3.2.2. Species complex 3: Andrena carantonica/trimmerana/rosae

Mitochondrial phylogenies recovered well-supported (BS 72-100%) monophyletic clades for A. carantonica and A. rosae , but not for A. trimmerana , which was composed of two clades forming a paraphyletic unit from which A. carantonica arose. One clade was composed of two specimens of A. trimmerana sampled in western Switzerland and was sister to the A. carantonica clade; support for this sister relationship was high (BS 93%; Figure 1). In contrast, all three species appeared as strongly supported monophyletic clades in the UCE tree (≥ 90% BS; Figure 1). Spring and summer generations ofA. rosae and of A. trimmerana were intermixed in both mitochondrial and UCE trees, supporting the view that A. stragulata and A. spinigera constitute the morphologically differentiated spring generation of A. rosae and A. trimmerana , respectively. Genetic distance between A. carantonica and A. trimmerana was relatively low (Nei’s D = 0.00061), although AMOVA and pairwise Fst depicted significant difference between both species (Table 1-2). The PCA with all three species showed no difference between A. carantonica and A. trimmerana , however when removing A. rosae from the analyses, both species were separated on the first two components (Supplementary information S7). The GMYC and bGMYC analyses failed to separate bothA. carantonica and A. trimmerana. In the DAPC both species were also not separated with K = 2 and K = 3 but were with K = 4 (Supplementary information S10). All three clustering scenarios had very closed BIC values. The BPP analyses however highly supported the presence of three distinct species, with the following tree topology [((A. carantonica , A. trimmerana ), A. rosae )].
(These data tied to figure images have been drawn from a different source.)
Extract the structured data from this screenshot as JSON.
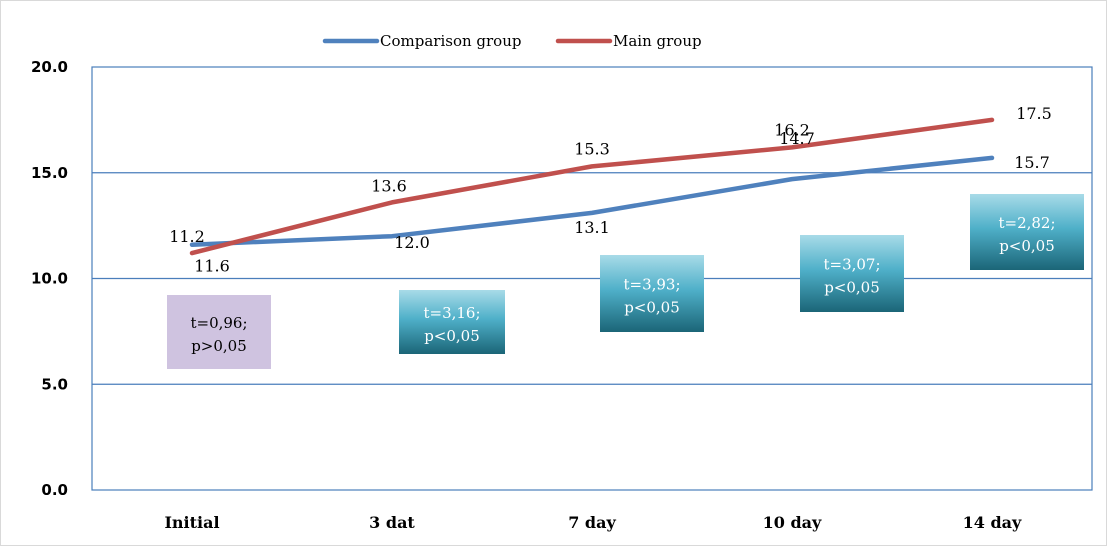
{
  "chart_data": {
    "type": "line",
    "title": "",
    "xlabel": "",
    "ylabel": "",
    "categories": [
      "Initial",
      "3 dat",
      "7 day",
      "10 day",
      "14 day"
    ],
    "ylim": [
      0,
      20
    ],
    "yticks": [
      "0.0",
      "5.0",
      "10.0",
      "15.0",
      "20.0"
    ],
    "grid": true,
    "legend_position": "top-center",
    "series": [
      {
        "name": "Comparison group",
        "color": "#4f81bd",
        "values": [
          11.6,
          12.0,
          13.1,
          14.7,
          15.7
        ],
        "labels": [
          "11.6",
          "12.0",
          "13.1",
          "14.7",
          "15.7"
        ]
      },
      {
        "name": "Main group",
        "color": "#c0504d",
        "values": [
          11.2,
          13.6,
          15.3,
          16.2,
          17.5
        ],
        "labels": [
          "11.2",
          "13.6",
          "15.3",
          "16.2",
          "17.5"
        ]
      }
    ],
    "annotations": [
      {
        "category": "Initial",
        "line1": "t=0,96;",
        "line2": "p>0,05",
        "style": "lavender"
      },
      {
        "category": "3 dat",
        "line1": "t=3,16;",
        "line2": "p<0,05",
        "style": "teal"
      },
      {
        "category": "7 day",
        "line1": "t=3,93;",
        "line2": "p<0,05",
        "style": "teal"
      },
      {
        "category": "10 day",
        "line1": "t=3,07;",
        "line2": "p<0,05",
        "style": "teal"
      },
      {
        "category": "14 day",
        "line1": "t=2,82;",
        "line2": "p<0,05",
        "style": "teal"
      }
    ]
  }
}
3.2.3. Species complex 4: Andrena dorsata/propinqua

Strong mito-nuclear discordances were observed within this species complex. In mitochondrial trees, Swiss specimens formed two clusters corresponding to morphological identifications (Figure 1), but one specimen of A. propinqua (GBIFCH00133244) collected in southern France was sister to a well-supported clade containing all other specimens of A. dorsata and of A. propinqua (Figure 1). Our sampling also included one specimen of A. dorsata from this French site (GBIFCH00133243). Phylogenetic trees and PCAs based on UCEs recovered both species as separated clusters (Figure 1, Supplementary information S7); the French specimens were not particularly divergent. Both GMYC and bGMYC analyses, the BPP analyses and DAPC analysis successfully separated both species (Table 3, Supplementary information S8-S10). Taken together, these results indicate that A. dorsataand A. propinqua are valid species.

3.2.4. Species complex 5: Lasioglossum alpigenum/bavaricum/cupromicans

Comparison of mitochondrial and nuclear trees revealed mitochondrial-nuclear discordance for L. bavaricum and L. cupromicans (Figure 1). Both taxa were well delimited with highly supported monophyletic clades (95% bootstrap value) in the UCE tree but shared the same COI barcode. All L. alpigenum specimens clustered in a single monophyletic clade sister to both other taxa in both trees. Beside the GMYC analysis that over-clustered L. bavaricum andL. cupromicans (Supplementary information S8), all other analyses were congruent (Table 3) and supported the hypothesis of three distinct species as previously postulated based on morphology.

3.2.5. Species complex 6: Nomada goodeniana/succincta

COI and UCE trees depicted two well defined monophyletic clades (Figure 1). The bootstrap support for monophyly of N. goodeniana was low in the mitochondrial trees due to the presence of two slightly divergent specimens of N. goodeniana collected south of the Alps. In the nuclear trees, these two specimens clustered with other specimens ofN. goodeniana with high support values. The species delimitation tests also highly supported the hypothesis of two separated species (Table 3, Supplementary information S8-S10).